The analogy here is to guitar players who solo all the time, because they can. The best guitar players only solo when the song demands it. Natasha can solo, you can tell from this song. But even when she gets the song to the point where she can take all the limelight, she doesn’t. The production doesn’t do that because there’s no need to (this is perhaps as much a testament to Natasha as to Omran Shafique the producer). That’s why Natasha the performer is special, because she only shows up when it’ll mean something. Nobody likes a guitarist that’s always shredding.

Zahra Salahuddin had a great chat with Natasha alongside the release of her new video:

Images: How is ‘Khwab’ different from your other music videos?

Natasha: I think I’ve grown a lot in the last three years, so everything that I did prior to this has been really cute and adorable, according to most people. This one is darker, has a little more spunk to it. There’s absolutely nothing other than dance being explored in it, so that’s really interesting.

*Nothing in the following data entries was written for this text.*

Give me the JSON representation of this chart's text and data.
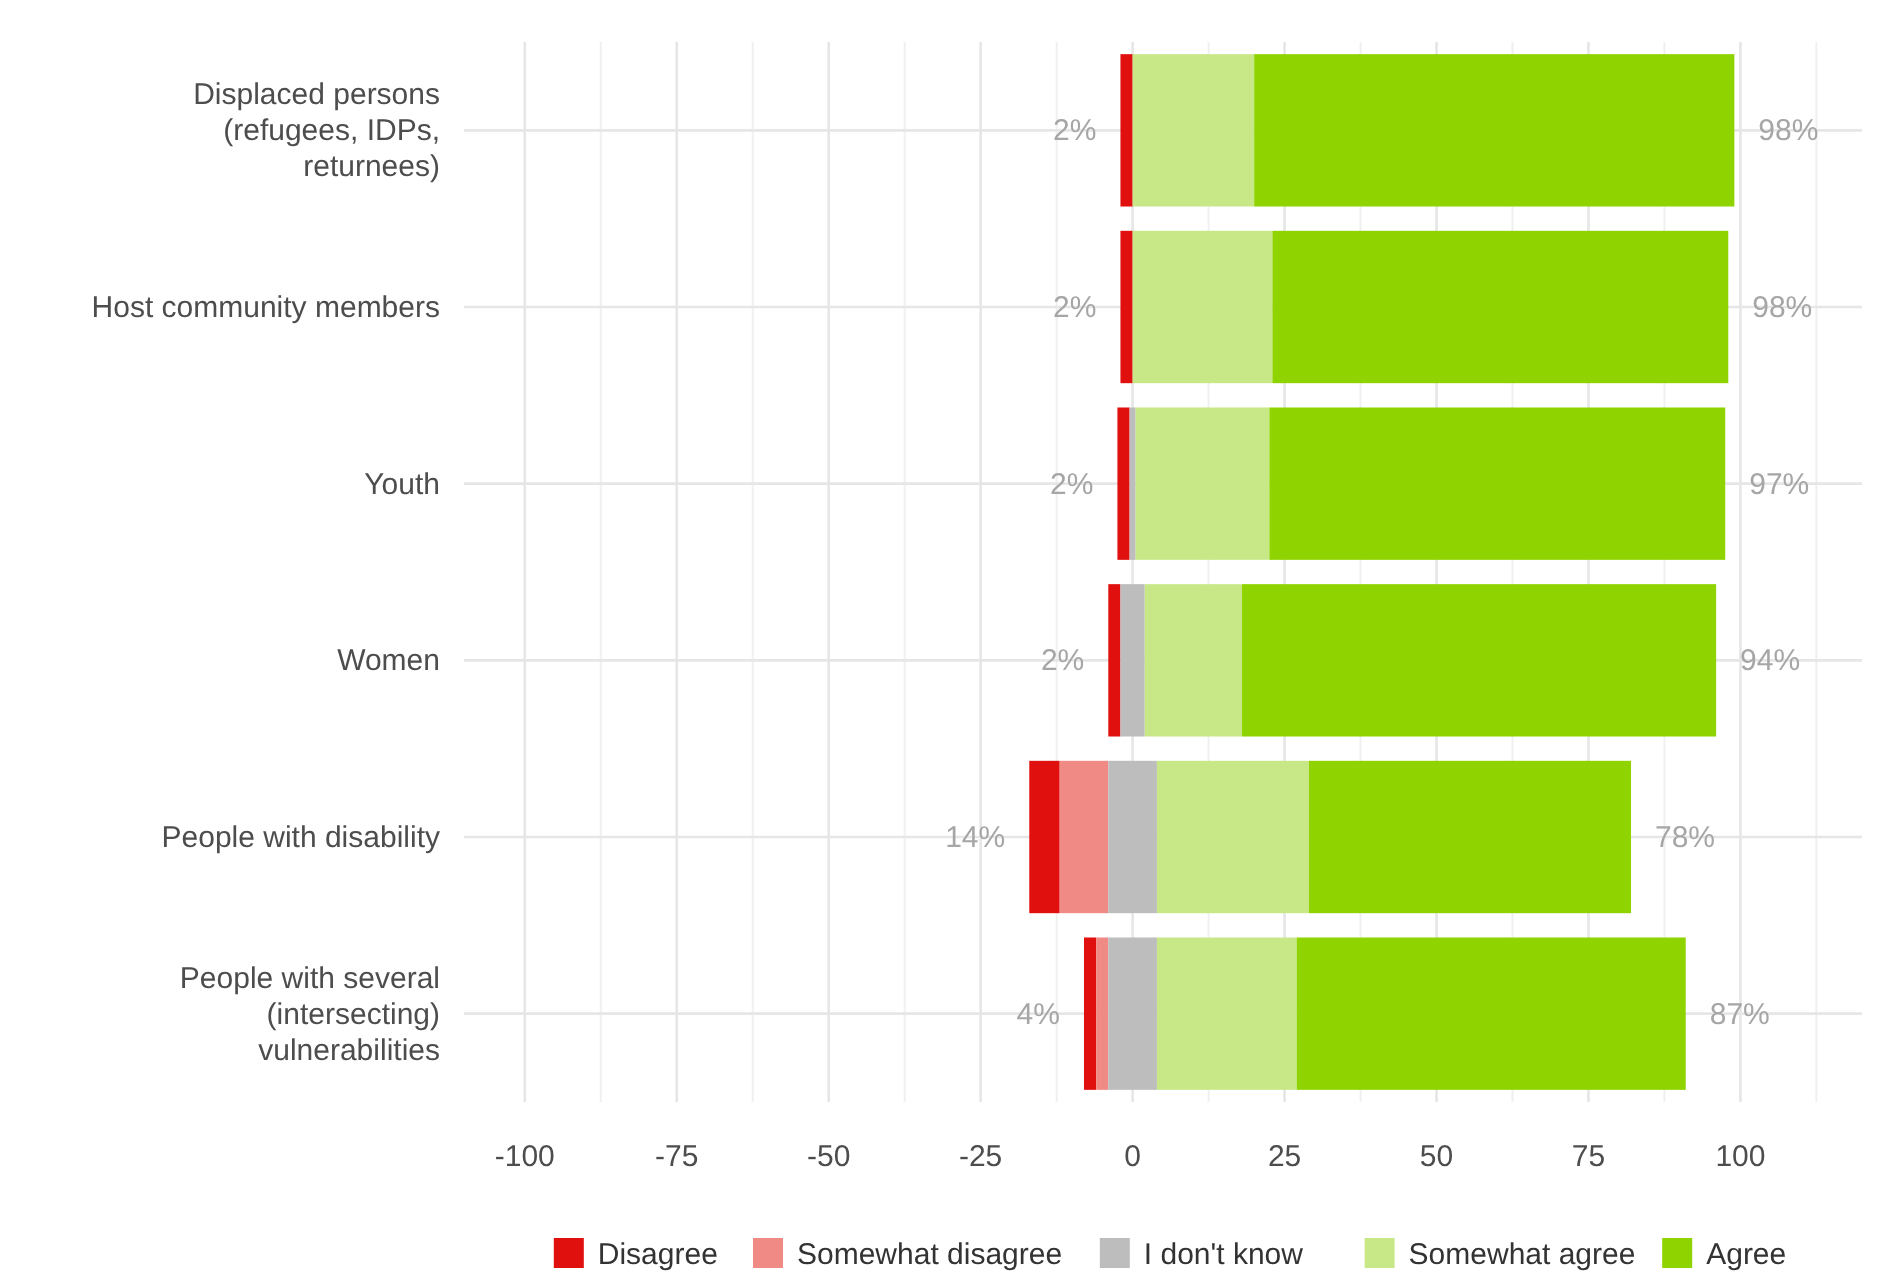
{
  "chart_data": {
    "type": "bar",
    "orientation": "horizontal",
    "categories": [
      "Displaced persons\n(refugees, IDPs,\nreturnees)",
      "Host community members",
      "Youth",
      "Women",
      "People with disability",
      "People with several\n(intersecting)\nvulnerabilities"
    ],
    "series": [
      {
        "name": "Disagree",
        "color": "#e0100f",
        "values": [
          2,
          2,
          2,
          2,
          5,
          2
        ],
        "base": [
          -2,
          -2,
          -2.5,
          -4,
          -17,
          -8
        ]
      },
      {
        "name": "Somewhat disagree",
        "color": "#f08a84",
        "values": [
          null,
          null,
          null,
          null,
          8,
          2
        ],
        "base": [
          null,
          null,
          null,
          null,
          -12,
          -6
        ]
      },
      {
        "name": "I don't know",
        "color": "#bdbdbd",
        "values": [
          null,
          null,
          1,
          4,
          8,
          8
        ],
        "base": [
          null,
          null,
          -0.5,
          -2,
          -4,
          -4
        ]
      },
      {
        "name": "Somewhat agree",
        "color": "#c8e887",
        "values": [
          20,
          23,
          22,
          16,
          25,
          23
        ],
        "base": [
          0,
          0,
          0.5,
          2,
          4,
          4
        ]
      },
      {
        "name": "Agree",
        "color": "#8fd400",
        "values": [
          79,
          75,
          75,
          78,
          53,
          64
        ],
        "base": [
          20,
          23,
          22.5,
          18,
          29,
          27
        ]
      }
    ],
    "annotations": [
      "2%",
      "2%",
      "2%",
      "2%",
      "14%",
      "4%",
      "98%",
      "98%",
      "97%",
      "94%",
      "78%",
      "87%"
    ],
    "xlim": [
      -110,
      120
    ],
    "xticks": [
      -100,
      -75,
      -50,
      -25,
      0,
      25,
      50,
      75,
      100
    ],
    "grid": true,
    "legend": "bottom"
  }
}
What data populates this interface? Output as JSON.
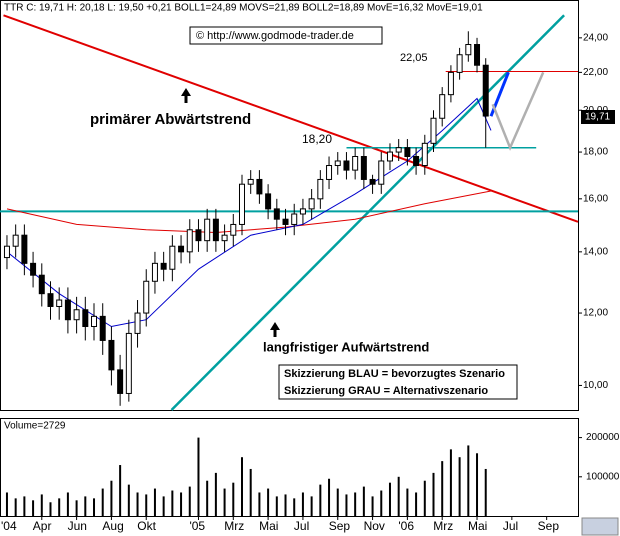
{
  "chart_data": {
    "type": "candlestick",
    "header": "TTR C: 19,71 H: 20,18 L: 19,50 +0,21 BOLL1=24,89 MOVS=21,89 BOLL2=18,89 MovE=16,32 MovE=19,01",
    "annotations": [
      "© http://www.godmode-trader.de",
      "22,05",
      "18,20",
      "primärer Abwärtstrend",
      "langfristiger Aufwärtstrend",
      "Skizzierung BLAU = bevorzugtes Szenario",
      "Skizzierung GRAU = Alternativszenario"
    ],
    "volume_label": "Volume=2729",
    "last_price_label": "19,71",
    "log_scale": true,
    "ylim": [
      9.4,
      26.4
    ],
    "yticks": [
      {
        "value": 10,
        "label": "10,00"
      },
      {
        "value": 12,
        "label": "12,00"
      },
      {
        "value": 14,
        "label": "14,00"
      },
      {
        "value": 16,
        "label": "16,00"
      },
      {
        "value": 18,
        "label": "18,00"
      },
      {
        "value": 20,
        "label": "20,00"
      },
      {
        "value": 22,
        "label": "22,00"
      },
      {
        "value": 24,
        "label": "24,00"
      }
    ],
    "xlim": [
      0.6,
      33.8
    ],
    "xticks": [
      {
        "value": 0,
        "label": "'04"
      },
      {
        "value": 3,
        "label": "Apr"
      },
      {
        "value": 5,
        "label": "Jun"
      },
      {
        "value": 7,
        "label": "Aug"
      },
      {
        "value": 9,
        "label": "Okt"
      },
      {
        "value": 12,
        "label": "'05"
      },
      {
        "value": 14,
        "label": "Mrz"
      },
      {
        "value": 16,
        "label": "Mai"
      },
      {
        "value": 18,
        "label": "Jul"
      },
      {
        "value": 20,
        "label": "Sep"
      },
      {
        "value": 22,
        "label": "Nov"
      },
      {
        "value": 24,
        "label": "'06"
      },
      {
        "value": 26,
        "label": "Mrz"
      },
      {
        "value": 28,
        "label": "Mai"
      },
      {
        "value": 30,
        "label": "Jul"
      },
      {
        "value": 32,
        "label": "Sep"
      }
    ],
    "x": [
      1,
      1.5,
      2,
      2.5,
      3,
      3.5,
      4,
      4.5,
      5,
      5.5,
      6,
      6.5,
      7,
      7.5,
      8,
      8.5,
      9,
      9.5,
      10,
      10.5,
      11,
      11.5,
      12,
      12.5,
      13,
      13.5,
      14,
      14.5,
      15,
      15.5,
      16,
      16.5,
      17,
      17.5,
      18,
      18.5,
      19,
      19.5,
      20,
      20.5,
      21,
      21.5,
      22,
      22.5,
      23,
      23.5,
      24,
      24.5,
      25,
      25.5,
      26,
      26.5,
      27,
      27.5,
      28,
      28.5
    ],
    "open": [
      13.8,
      14.2,
      14.6,
      13.6,
      13.2,
      12.6,
      12.2,
      12.4,
      11.8,
      12.1,
      11.6,
      11.9,
      11.2,
      10.4,
      9.8,
      11.4,
      12.0,
      13.0,
      13.6,
      13.4,
      14.2,
      14.0,
      14.8,
      14.4,
      15.2,
      14.4,
      14.6,
      15.0,
      16.6,
      16.8,
      16.2,
      15.6,
      15.2,
      15.0,
      15.4,
      15.6,
      16.0,
      16.8,
      17.4,
      17.6,
      17.2,
      17.8,
      16.8,
      16.6,
      17.6,
      18.0,
      18.2,
      17.8,
      17.4,
      18.4,
      19.6,
      20.8,
      22.0,
      23.0,
      23.6,
      22.4
    ],
    "high": [
      14.6,
      15.0,
      15.0,
      14.0,
      13.6,
      13.0,
      12.8,
      12.8,
      12.5,
      12.5,
      12.3,
      12.3,
      11.6,
      10.8,
      11.8,
      12.4,
      13.4,
      14.0,
      14.0,
      14.6,
      14.6,
      15.2,
      15.2,
      15.6,
      15.6,
      15.0,
      15.4,
      17.0,
      17.2,
      17.2,
      16.6,
      16.0,
      15.6,
      15.8,
      16.0,
      16.4,
      17.2,
      17.8,
      18.0,
      18.0,
      18.2,
      18.2,
      17.0,
      18.0,
      18.4,
      18.6,
      18.6,
      18.2,
      18.8,
      20.0,
      21.2,
      22.4,
      23.4,
      24.4,
      24.0,
      22.8
    ],
    "low": [
      13.4,
      13.8,
      13.2,
      12.8,
      12.2,
      11.8,
      11.8,
      11.4,
      11.4,
      11.2,
      11.2,
      10.8,
      10.0,
      9.5,
      9.6,
      11.0,
      11.6,
      12.6,
      13.0,
      13.0,
      13.6,
      13.6,
      14.0,
      14.0,
      14.0,
      14.0,
      14.2,
      14.6,
      16.2,
      15.8,
      15.2,
      14.8,
      14.6,
      14.6,
      15.0,
      15.2,
      15.6,
      16.4,
      17.0,
      16.8,
      16.8,
      16.4,
      16.2,
      16.2,
      17.2,
      17.6,
      17.4,
      17.0,
      17.0,
      18.0,
      19.2,
      20.4,
      21.6,
      22.6,
      22.0,
      18.2
    ],
    "close": [
      14.2,
      14.6,
      13.6,
      13.2,
      12.6,
      12.2,
      12.4,
      11.8,
      12.1,
      11.6,
      11.9,
      11.2,
      10.4,
      9.8,
      11.4,
      12.0,
      13.0,
      13.6,
      13.4,
      14.2,
      14.0,
      14.8,
      14.4,
      15.2,
      14.4,
      14.6,
      15.0,
      16.6,
      16.8,
      16.2,
      15.6,
      15.2,
      15.0,
      15.4,
      15.6,
      16.0,
      16.8,
      17.4,
      17.6,
      17.2,
      17.8,
      16.8,
      16.6,
      17.6,
      18.0,
      18.2,
      17.8,
      17.4,
      18.4,
      19.6,
      20.8,
      22.0,
      23.0,
      23.6,
      22.4,
      19.71
    ],
    "volume": [
      60000,
      45000,
      50000,
      40000,
      55000,
      35000,
      45000,
      60000,
      40000,
      50000,
      45000,
      70000,
      90000,
      130000,
      80000,
      60000,
      55000,
      70000,
      50000,
      65000,
      60000,
      75000,
      200000,
      90000,
      110000,
      70000,
      85000,
      150000,
      120000,
      60000,
      70000,
      50000,
      55000,
      45000,
      60000,
      50000,
      80000,
      95000,
      70000,
      55000,
      60000,
      75000,
      50000,
      65000,
      85000,
      100000,
      70000,
      60000,
      90000,
      110000,
      140000,
      170000,
      150000,
      180000,
      160000,
      120000
    ],
    "volume_ylim": [
      0,
      250000
    ],
    "volume_yticks": [
      100000,
      200000
    ],
    "lines": [
      {
        "color": "#e00000",
        "width": 2,
        "x": [
          0.8,
          33.8
        ],
        "y": [
          25.4,
          15.1
        ]
      },
      {
        "color": "#00a0a0",
        "width": 2.5,
        "x": [
          10.45,
          33.0
        ],
        "y": [
          9.4,
          25.4
        ]
      },
      {
        "color": "#00a0a0",
        "width": 2,
        "x": [
          0.6,
          33.8
        ],
        "y": [
          15.5,
          15.5
        ]
      },
      {
        "color": "#00a0a0",
        "width": 1.5,
        "x": [
          20.5,
          31.4
        ],
        "y": [
          18.2,
          18.2
        ]
      },
      {
        "color": "#e00000",
        "width": 1,
        "x": [
          26.2,
          33.8
        ],
        "y": [
          22.05,
          22.05
        ]
      },
      {
        "color": "#e00000",
        "width": 1,
        "x": [
          1,
          5,
          9,
          13,
          17,
          21,
          25,
          28.8
        ],
        "y": [
          15.6,
          15.0,
          14.8,
          14.7,
          14.9,
          15.2,
          15.8,
          16.32
        ]
      },
      {
        "color": "#0000cc",
        "width": 1,
        "x": [
          1,
          4,
          7,
          9,
          12,
          15,
          18,
          21,
          24,
          26,
          28,
          28.8
        ],
        "y": [
          14.0,
          12.6,
          11.6,
          11.8,
          13.4,
          14.6,
          15.0,
          16.2,
          17.6,
          19.0,
          20.6,
          19.01
        ]
      },
      {
        "color": "#0033ff",
        "width": 3,
        "x": [
          28.8,
          29.8
        ],
        "y": [
          19.7,
          22.0
        ]
      },
      {
        "color": "#b0b0b0",
        "width": 2.5,
        "x": [
          28.9,
          29.9,
          31.8
        ],
        "y": [
          20.3,
          18.2,
          22.0
        ]
      }
    ]
  }
}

Totally worth the full read. But that passage in particular, gives a glimpse as to what’s happening. It seems inevitable that there will be a watershed moment, a point where this music goes beyond circles in Karachi into other cities, into the diaspora, everywhere else music from Karachi is supposed to go. The question then, the really interesting one, is how it’ll happen. What is the one moment that changes it all, the moment where we finally all see it.

For Junoon it was Inquilaab, for Ali Zafar it was Channo, for Poor Rich Boy Fair Weather Friend. I don’t know that we’re at that watershed yet, but I know we’re getting there. Because of what Natasha describes: her own growth alongside increased awareness from the audience. At some point the two lines will cross, and that will be when all the hipsters will cry that they found her first. For the moment they can enjoy themselves.